Em um episódio do romance, frente à
ira do marido ao tomar conhecimento de mais uma atitude ultrajante dos filhos,
Emilie prontamente os defende, exime-os de toda culpa e acusa as mulheres pelas
próprias desonras sofridas:
“O bate-boca com Emilie foi
tempestuoso e breve: que não era a primeira mulher que aparecia na Parisiense
com um filho no colo, dizendo-lhe ‘esta criança é seu neto, filho do seu filho’;
que não atravessara oceanos para nutrir os frutos de prazeres fortuitos de
seres parasitas; que naquela casa os homens confundiam sexo com instinto e, o
que era gravíssimo, haviam esquecido o nome de Deus.
— Deus? — contra-atacou Emilie. — Tu
achas que as caboclas olham para o céu e pensam em Deus? São umas sirigaitas,
umas espevitadas que se esfregam no mato com qualquer um e correm aqui para
mendigar leite e uns trocados” (Hatoum, 2008, p. 98).
Percebe-se, nas atitudes de Emilie,
uma adesão à ordem patriarcal, entendida aqui, entre outras características,
como uma ideologia “que atribui qualidades positivas aos homens e negativas,
embora nem sempre, às mulheres” (Safiotti, 2004, p. 34).
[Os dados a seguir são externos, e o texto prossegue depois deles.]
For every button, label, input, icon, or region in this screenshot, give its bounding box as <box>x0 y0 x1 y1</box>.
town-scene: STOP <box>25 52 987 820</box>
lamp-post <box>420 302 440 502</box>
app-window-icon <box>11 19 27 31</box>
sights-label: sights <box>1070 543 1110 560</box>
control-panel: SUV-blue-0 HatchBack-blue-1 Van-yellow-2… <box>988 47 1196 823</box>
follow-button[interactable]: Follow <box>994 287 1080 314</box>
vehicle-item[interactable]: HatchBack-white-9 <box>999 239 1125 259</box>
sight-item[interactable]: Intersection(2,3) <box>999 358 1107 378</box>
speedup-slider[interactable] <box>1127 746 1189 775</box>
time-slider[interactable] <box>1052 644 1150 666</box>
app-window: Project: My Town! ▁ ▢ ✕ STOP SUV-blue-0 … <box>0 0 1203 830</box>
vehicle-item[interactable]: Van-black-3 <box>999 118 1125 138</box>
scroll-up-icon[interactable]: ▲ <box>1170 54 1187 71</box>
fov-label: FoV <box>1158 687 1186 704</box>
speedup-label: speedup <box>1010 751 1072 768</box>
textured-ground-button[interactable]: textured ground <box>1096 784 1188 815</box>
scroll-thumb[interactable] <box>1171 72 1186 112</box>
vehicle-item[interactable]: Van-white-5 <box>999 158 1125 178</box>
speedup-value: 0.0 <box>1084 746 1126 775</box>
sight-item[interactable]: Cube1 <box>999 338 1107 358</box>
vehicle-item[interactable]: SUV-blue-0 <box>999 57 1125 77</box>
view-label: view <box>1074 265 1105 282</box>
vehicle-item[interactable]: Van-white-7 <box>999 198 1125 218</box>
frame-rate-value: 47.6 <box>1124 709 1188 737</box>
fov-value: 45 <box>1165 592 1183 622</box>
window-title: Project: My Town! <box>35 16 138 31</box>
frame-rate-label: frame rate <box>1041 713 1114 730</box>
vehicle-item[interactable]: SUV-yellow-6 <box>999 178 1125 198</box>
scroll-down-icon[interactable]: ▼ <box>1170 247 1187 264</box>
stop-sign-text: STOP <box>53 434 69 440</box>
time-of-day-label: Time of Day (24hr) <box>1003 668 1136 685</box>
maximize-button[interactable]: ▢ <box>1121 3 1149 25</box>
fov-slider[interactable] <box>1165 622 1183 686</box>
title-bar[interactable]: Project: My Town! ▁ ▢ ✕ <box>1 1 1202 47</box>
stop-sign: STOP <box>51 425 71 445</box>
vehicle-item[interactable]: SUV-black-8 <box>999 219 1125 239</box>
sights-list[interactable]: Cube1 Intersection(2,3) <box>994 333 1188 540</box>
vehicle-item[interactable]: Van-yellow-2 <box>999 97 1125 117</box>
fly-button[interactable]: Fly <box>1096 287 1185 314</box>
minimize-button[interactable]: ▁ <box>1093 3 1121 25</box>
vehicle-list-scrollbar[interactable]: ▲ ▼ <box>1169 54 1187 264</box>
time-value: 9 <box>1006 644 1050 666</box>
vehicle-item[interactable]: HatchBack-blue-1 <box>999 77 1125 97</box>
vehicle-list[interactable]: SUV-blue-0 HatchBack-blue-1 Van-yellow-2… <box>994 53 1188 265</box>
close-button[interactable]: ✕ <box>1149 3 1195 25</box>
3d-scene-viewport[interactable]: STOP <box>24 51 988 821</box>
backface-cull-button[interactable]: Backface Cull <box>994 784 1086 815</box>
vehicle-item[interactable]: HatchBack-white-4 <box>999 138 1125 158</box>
É possível analisar a
forma como a personagem de Emilie é representada na obra levando-se em
consideração essa ideia de patriarcado, em que sua figura atua como uma espécie
de reprodutora, no âmbito familiar, da ideologia que privilegia o homem e
relega a mulher às posições subalternas.
Emilie, portanto, atua de forma
central nos papéis de reprodução social necessários à manutenção de uma
determinada ordem de gênero, destacando-se como a figura responsável por
assegurar, no âmbito do núcleo familiar e doméstico em que se detém a
narrativa, a manutenção de certos papéis femininos (normalmente atrelados à
submissão) e masculinos (o comportamento predatório e violento dos filhos).
Entretanto, além da observação do
papel que a personagem ocupa dentro de uma ordem patriarcal, é possível
perceber a função exercida pelo discurso religioso cristão (mais
especificamente, católico) na apreensão da realidade social por parte de Emilie.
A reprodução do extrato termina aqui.